The author also leaves me bewildered when she decides to demonize the very tropes that her main characters end up seeking refuge in and finding happiness with. While Georgie’s stepmother is not going to be considered a nice parent anytime soon, the author tosses in the woman’s determination to make sure that her daughter and her stepdaughter marry well into that woman’s catalogue of sins. Why is this a bad thing? They have no money, and it’s not like Stepmommy here can open a fish shop to make ends meet while Georgie continues to run wild, refuse to act her age, or shoulder any responsibility. And, in the end, Georgie marries an earl, a relationship designed to save her from herself, so the author acts up validating Stepmommy here without probably meaning to. And the fact that Edmund, a privileged and wealthy male, is allowed to sneer and mock Stepmommy for her ambitions… well, that’s unfortunate as it just makes the hero look like a boor.

Aside from the marriage thing, there are also many other “bad” and “pragmatic” aspects of Polite Society of those times given the middle finger by the author. when these very aspects end up being epitomized by Edmund.
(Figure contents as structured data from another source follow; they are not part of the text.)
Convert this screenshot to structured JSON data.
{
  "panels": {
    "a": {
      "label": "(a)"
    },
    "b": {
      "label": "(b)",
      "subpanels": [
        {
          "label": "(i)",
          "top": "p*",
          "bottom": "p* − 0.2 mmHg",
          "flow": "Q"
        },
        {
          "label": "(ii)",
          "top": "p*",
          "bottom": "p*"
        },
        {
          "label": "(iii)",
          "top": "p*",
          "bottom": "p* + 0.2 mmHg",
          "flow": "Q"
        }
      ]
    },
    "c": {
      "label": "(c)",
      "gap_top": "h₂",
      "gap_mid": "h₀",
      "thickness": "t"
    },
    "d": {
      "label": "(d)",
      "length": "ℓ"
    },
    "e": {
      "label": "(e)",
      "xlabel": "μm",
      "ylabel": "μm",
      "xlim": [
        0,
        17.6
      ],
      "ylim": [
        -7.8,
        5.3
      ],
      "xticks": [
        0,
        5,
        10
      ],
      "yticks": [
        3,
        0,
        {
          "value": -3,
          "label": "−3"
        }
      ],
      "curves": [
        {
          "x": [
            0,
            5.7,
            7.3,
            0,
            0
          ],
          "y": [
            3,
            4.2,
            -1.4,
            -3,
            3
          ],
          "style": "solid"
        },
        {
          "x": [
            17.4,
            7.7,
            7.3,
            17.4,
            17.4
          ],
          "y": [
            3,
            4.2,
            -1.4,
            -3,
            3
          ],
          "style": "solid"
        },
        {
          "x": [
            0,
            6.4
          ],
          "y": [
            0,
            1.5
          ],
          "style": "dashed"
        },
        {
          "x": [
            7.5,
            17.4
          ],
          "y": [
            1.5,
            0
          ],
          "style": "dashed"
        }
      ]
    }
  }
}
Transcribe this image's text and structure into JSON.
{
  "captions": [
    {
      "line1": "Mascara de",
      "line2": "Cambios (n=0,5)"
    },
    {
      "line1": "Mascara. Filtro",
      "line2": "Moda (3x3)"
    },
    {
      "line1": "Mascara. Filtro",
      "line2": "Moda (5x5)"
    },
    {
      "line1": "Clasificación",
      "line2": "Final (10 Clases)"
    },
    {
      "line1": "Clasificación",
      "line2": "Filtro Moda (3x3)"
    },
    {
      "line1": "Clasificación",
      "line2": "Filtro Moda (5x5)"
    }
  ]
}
It is terrible to marry a wealthy, titled man or to enjoy expensive dresses and what not…. but it’s somehow okay to do so if the man is your true love and you are dressing sexy to catch his eye. No, don’t ask me to untangle that logic, this is one of those uniquely romance genre things that rarely make sense but are somehow accepted as okay by the majority of readers.

The Debutante’s Daring Proposal is a story that just leaves me confused. Half the time I am wondering whether the author is even aware of how annoying and immature her characters are, or how the story seems to be vilifying the very things that allow the heroine to be as childish and imbecilic as she is without having to face the consequences of her actions. You can try reading it to see if you can make more sense of it, but there are surely better books out there to spend your time and money on.